Galleries, artists forced to get creative in response to coronavirus pandemic

A mural urges residents to stay home as a couple wearing masks kiss while taking a selfie on La Brea Avenue in Los Angeles on Saturday. Some urban artists have been inspired by the coronavirus pandemic. Photo by Jim Ruymen/UPI
A mural urges residents to stay home as a couple wearing masks kiss while taking a selfie on La Brea Avenue in Los Angeles on Saturday. Some urban artists have been inspired by the coronavirus pandemic. Photo by Jim Ruymen/UPI | License Photo

April 16 (UPI) -- As soon as states and cities began shutting down non-essential businesses, museums began making their collections available online, whether through simple digital slideshows or more elaborate virtual reality tours.

Large art institutions like New York City's Metropolitan Museum or Paris' Louvre will survive the economic impact of the pandemic, despite temporary closures and staff layoffs.


Smaller art galleries and individual artists, though, could lose everything. While the Guggenheim and the San Francisco Museum of Modern Art rely largely on donations and tourist dollars, smaller galleries must make sales to stay afloat.

Some are having to get creative -- like many other industries -- in learning how to operate in this new world in which they've found themselves.


Like their museum counterparts, galleries are turning to digital exhibits to draw in clients. Representatives from multiple galleries in New York City told Crain's they've created online viewing rooms and are being more transparent about pricing to boost sales.


One gallery, Gagosian, said it's started highlighting one artist each week -- focusing on those who may have had an exhibition canceled -- and listing one artwork and its price from each show for sale for 48 hours.

"To anyone who's not familiar with how the art market works, it's literally the most counterintuitive way to do business," gallery director Sam Orlofsky told Crain's.

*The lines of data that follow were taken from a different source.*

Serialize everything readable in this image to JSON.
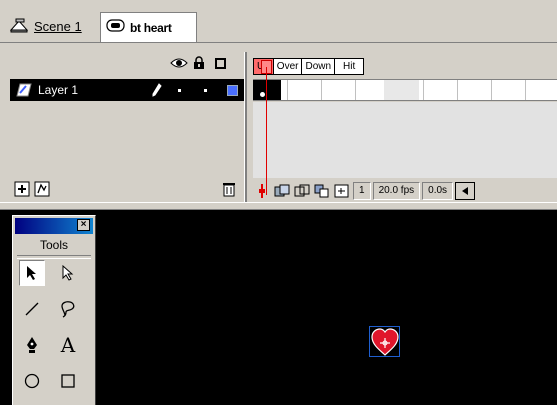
{
  "breadcrumb": {
    "scene_label": "Scene 1",
    "symbol_label": "bt heart"
  },
  "layers": {
    "header_icons": [
      "eye-icon",
      "lock-icon",
      "outline-icon"
    ],
    "items": [
      {
        "name": "Layer 1",
        "selected": true,
        "color": "#4a6fff"
      }
    ]
  },
  "timeline": {
    "frame_labels": [
      "Up",
      "Over",
      "Down",
      "Hit"
    ],
    "active_frame_label": "Up",
    "current_frame": "1",
    "frame_rate": "20.0 fps",
    "elapsed_time": "0.0s"
  },
  "tools": {
    "title": "Tools",
    "items": [
      "arrow-tool",
      "subselect-tool",
      "line-tool",
      "lasso-tool",
      "pen-tool",
      "text-tool",
      "oval-tool",
      "rectangle-tool"
    ],
    "selected": "arrow-tool"
  },
  "stage": {
    "background": "#000000",
    "symbol_color": "#e0162b"
  },
  "colors": {
    "playhead": "#e00000",
    "active_label": "#ff6b6b",
    "selection": "#1f5fd0"
  }
}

For some, galleries, though, even that may not be enough to save their business. Griff Williams, owner of Gallery 16 in San Francisco, said a government small business loan may be able to help pay his five employs through June.

"Past that we may not be able to pay all of our full-time staff," he told the San Francisco Chronicle.

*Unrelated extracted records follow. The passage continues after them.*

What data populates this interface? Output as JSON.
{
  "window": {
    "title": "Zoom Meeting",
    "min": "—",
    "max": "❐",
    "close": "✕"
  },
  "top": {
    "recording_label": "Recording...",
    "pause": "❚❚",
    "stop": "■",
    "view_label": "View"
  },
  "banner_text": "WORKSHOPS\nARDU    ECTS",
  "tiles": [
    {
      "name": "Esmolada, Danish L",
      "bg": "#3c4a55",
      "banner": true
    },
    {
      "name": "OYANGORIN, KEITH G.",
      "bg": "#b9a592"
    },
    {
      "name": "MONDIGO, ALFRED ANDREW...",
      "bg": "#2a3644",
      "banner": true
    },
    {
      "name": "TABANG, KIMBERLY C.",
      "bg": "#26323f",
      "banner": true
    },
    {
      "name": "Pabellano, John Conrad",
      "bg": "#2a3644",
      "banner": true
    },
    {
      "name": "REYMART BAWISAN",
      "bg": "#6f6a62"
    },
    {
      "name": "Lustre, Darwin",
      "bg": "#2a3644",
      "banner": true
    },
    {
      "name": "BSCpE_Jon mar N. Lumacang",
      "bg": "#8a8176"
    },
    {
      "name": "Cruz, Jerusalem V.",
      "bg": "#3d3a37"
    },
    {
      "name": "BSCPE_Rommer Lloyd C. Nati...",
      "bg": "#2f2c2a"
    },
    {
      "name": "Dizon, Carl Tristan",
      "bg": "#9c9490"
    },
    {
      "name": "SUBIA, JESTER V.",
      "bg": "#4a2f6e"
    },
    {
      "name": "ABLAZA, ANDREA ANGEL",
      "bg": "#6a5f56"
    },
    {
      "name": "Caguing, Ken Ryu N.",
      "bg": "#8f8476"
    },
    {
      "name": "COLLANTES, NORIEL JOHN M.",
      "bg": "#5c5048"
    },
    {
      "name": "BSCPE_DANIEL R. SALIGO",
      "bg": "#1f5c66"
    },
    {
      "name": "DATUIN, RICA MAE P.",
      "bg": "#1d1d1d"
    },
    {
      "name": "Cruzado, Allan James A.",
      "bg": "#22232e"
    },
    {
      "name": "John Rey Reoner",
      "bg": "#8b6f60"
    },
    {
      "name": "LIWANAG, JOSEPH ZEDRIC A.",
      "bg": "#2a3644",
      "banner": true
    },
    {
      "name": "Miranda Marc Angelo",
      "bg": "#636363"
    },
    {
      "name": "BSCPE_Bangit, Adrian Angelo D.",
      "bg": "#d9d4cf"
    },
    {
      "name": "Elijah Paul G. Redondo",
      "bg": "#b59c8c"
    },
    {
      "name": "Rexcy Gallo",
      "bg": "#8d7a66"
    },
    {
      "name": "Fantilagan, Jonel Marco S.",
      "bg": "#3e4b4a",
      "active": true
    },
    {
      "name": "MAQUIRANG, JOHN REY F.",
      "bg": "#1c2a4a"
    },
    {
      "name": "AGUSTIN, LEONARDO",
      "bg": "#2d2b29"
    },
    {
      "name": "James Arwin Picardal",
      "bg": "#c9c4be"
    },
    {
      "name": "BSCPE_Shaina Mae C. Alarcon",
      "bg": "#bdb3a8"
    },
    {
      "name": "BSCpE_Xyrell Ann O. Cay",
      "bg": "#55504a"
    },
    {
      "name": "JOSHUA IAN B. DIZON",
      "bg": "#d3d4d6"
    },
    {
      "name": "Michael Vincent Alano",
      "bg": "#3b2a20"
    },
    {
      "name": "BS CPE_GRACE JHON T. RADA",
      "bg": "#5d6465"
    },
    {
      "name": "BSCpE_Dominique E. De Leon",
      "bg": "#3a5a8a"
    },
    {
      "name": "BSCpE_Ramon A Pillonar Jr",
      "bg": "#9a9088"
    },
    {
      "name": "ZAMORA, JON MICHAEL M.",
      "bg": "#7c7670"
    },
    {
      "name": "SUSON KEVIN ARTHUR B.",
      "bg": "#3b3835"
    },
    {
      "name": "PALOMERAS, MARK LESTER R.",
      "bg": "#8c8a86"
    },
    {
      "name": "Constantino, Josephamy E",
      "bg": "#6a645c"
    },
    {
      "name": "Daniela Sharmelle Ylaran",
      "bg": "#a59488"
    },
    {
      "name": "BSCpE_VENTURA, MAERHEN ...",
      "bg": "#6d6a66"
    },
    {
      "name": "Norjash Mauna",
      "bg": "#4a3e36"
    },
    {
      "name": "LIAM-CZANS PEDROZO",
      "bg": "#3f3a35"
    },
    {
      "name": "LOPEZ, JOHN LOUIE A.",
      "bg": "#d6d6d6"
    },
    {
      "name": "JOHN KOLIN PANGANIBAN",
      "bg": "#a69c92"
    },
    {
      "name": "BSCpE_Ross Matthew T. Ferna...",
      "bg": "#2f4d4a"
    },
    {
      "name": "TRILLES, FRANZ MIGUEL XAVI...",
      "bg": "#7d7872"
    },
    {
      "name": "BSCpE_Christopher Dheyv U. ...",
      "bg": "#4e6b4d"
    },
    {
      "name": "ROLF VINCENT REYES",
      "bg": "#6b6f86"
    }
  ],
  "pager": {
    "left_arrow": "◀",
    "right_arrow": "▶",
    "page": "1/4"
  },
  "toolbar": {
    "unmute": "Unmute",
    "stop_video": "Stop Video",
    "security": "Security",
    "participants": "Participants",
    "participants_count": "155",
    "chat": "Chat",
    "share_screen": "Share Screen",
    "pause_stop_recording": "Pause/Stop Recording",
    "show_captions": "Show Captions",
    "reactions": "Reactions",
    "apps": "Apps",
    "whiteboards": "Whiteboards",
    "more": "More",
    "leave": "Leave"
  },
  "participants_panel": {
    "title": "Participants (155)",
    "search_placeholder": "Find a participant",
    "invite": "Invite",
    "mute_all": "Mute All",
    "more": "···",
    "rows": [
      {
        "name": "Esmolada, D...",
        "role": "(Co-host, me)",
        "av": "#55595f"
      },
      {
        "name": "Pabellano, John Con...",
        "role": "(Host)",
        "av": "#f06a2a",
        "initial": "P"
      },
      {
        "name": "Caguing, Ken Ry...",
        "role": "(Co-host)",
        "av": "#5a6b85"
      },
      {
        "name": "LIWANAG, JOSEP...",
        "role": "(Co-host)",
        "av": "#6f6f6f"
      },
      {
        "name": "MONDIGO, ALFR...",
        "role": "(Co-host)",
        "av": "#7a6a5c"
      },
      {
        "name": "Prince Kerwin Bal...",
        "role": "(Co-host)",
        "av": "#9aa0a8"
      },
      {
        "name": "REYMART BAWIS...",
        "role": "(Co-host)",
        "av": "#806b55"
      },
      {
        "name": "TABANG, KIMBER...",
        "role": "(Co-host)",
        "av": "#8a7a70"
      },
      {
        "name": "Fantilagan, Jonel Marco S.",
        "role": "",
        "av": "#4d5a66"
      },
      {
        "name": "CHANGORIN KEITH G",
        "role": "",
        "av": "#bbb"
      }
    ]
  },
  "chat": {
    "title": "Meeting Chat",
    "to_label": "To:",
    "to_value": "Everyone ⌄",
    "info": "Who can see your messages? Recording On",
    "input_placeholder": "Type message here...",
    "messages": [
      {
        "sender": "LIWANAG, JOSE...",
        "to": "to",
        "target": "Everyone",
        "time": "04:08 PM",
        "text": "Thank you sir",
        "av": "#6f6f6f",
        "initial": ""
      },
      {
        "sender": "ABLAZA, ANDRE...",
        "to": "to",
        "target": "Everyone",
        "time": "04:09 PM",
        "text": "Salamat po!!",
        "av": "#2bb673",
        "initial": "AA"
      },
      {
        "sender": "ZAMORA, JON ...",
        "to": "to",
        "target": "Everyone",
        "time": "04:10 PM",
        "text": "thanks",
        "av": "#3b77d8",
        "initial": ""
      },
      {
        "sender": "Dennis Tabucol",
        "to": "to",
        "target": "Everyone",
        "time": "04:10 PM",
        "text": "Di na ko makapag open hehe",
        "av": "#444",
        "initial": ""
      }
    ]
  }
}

"We have been in business for 26 years and this may very well be the end. Only those with vast cash resources will be able to weather the next several months."

Even large art fairs like Art Basel are offering online viewing rooms for the first time, The New York Times reported last month. The Hong Kong version of the fair was canceled due to the growing virus outbreak, foiling the plans of more than 230 art dealers to bring some $270 million in art to the market.


The Times reported that while most art buyers still prefer to view artworks in person before shelling out thousands -- or even millions -- of dollars, some have become more comfortable making online purchases from galleries and artists with which they're familiar.

"The online platform is something we have envisioned as an important part of what we do," art dealer David Zwirner told the Times. "In a funny way, the art world is late to the party if you think about other retail experiences."

It's possible even more large art fairs will be canceled over the coming months as health experts warn social distancing measures may have to be taken off and on until 2020.

Cultural workers

But it's not just the galleries that are feeling the impact of the various bans on large gatherings and non-essential businesses. Without galleries and fairs, artists have restricted ability to sell their artworks. Without museums operating, a whole host of art handlers, educators and other workers may not have jobs or health insurance.

Next City reported nearly 5 million Americans work as artists or at cultural organizations. In Massachusetts, nearly 58 percent of organizations expect to lay off or furlough employees.


Many large cities have established artist relief funds, including Boston, Cambridge, Mass., and Denver. Some are providing no-strings-attached grants for artists, prioritizing those with lower incomes.

"Half of our budget is dedicated to funding and programming for individual artists. They are our friends, family and community," said Boston's chief of arts and culture, Kara Elliott-Ortega.

A group of non-profit organizations have also established the Artist Relief fund, making about $10 million in grants for artists impacted by the economic downturn caused by the pandemic. About 2,000 people will receive $5,000 unrestricted grants.

United States Artists CEO Deana Haggag told Quartz the application process will be pared down compared to the normal elaborate application process for artist grants.

"You do not have to upload anything -- no paperwork, no work samples," she said. "We are thinking critically about equity, access, geographical range and discipline range ... we needed enough information to be able to do that. But we didn't want to burden artists to work too hard in a moment when frankly I have no idea how people are being productive."

And while exhibitions are off the table for most artists, many are taking their work to the streets -- literally. Some urban artists say they've been inspired by the pandemic, spray painting celebrities wearing face masks, like Jules Muck in Miami, and animated coronavirus cells, like Eric Joza in Brooklyn. Toilet paper makes an appearance in Hijack Art's mural in Los Angeles.